Anko urlò, serrò le gambe attorno alla vita del compagno, spinse con tutto il bacino, per farsi prendere, ancora.

Lo ribaltò, gli finì sopra.

Fece ondeggiare il bacino.

Lo amò.

Ne volle il seme.

Perché il Drago voleva ciò.

Ma Anko lo voleva ancora di più.

E si ritrovò nuda, accaldata, sdraiata su un futon morbidissimo.

Le candele attorno ad esso quasi consumate, la cera che colava sul legno lucidissimo.

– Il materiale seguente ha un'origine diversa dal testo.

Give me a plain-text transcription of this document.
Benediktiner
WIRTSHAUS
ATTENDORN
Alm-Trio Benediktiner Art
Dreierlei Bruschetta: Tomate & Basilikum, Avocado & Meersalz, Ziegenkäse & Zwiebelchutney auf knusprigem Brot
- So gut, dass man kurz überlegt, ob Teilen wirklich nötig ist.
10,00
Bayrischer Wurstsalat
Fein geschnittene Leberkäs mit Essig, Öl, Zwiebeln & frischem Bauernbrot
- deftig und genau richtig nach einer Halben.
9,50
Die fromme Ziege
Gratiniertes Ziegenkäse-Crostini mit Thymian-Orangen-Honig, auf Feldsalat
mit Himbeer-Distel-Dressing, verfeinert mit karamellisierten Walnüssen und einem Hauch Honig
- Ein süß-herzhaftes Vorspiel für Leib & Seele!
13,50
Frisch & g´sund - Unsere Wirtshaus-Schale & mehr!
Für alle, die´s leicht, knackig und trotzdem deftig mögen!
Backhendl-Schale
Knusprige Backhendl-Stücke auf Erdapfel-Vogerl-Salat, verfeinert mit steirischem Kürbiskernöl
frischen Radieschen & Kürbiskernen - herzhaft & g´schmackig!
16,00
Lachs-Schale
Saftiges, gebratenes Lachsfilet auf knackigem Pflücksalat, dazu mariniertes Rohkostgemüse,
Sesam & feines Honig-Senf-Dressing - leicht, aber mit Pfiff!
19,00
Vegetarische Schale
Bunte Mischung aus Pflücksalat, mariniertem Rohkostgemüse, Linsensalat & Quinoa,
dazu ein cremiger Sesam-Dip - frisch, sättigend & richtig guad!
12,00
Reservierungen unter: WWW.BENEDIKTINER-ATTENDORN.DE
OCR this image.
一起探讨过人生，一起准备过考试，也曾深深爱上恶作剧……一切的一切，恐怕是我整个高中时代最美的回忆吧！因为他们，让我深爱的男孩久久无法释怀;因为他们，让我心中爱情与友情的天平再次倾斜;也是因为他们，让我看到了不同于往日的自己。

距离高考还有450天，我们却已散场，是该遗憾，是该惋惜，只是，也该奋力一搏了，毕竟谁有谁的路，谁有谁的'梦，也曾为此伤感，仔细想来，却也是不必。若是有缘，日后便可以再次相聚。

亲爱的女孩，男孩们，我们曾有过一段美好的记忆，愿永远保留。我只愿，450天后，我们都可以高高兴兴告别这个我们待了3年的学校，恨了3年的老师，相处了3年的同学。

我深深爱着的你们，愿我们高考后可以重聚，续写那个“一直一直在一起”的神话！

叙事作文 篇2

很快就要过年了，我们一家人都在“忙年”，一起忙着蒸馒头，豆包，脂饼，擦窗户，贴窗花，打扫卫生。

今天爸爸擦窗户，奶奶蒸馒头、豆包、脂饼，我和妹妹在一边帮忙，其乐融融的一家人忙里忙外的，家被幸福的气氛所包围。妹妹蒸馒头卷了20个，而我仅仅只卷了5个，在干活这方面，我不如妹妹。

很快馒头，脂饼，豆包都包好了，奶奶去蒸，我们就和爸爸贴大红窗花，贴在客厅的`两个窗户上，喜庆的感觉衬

L’odore d’incenso nelle narici.

[Amò.

Il drago cinese cominciò a trasformarsi.

Avvolse con l’anima umana la sovraumana creatura.

Aprì la bocca.

La lingua passò sui denti bianchi.

Aprì la bocca e si preparò a fuggire.]

E, con la coda dell’occhio, lo vide.

Lo vide solo un secondo prima che si trasformasse, che sparisse.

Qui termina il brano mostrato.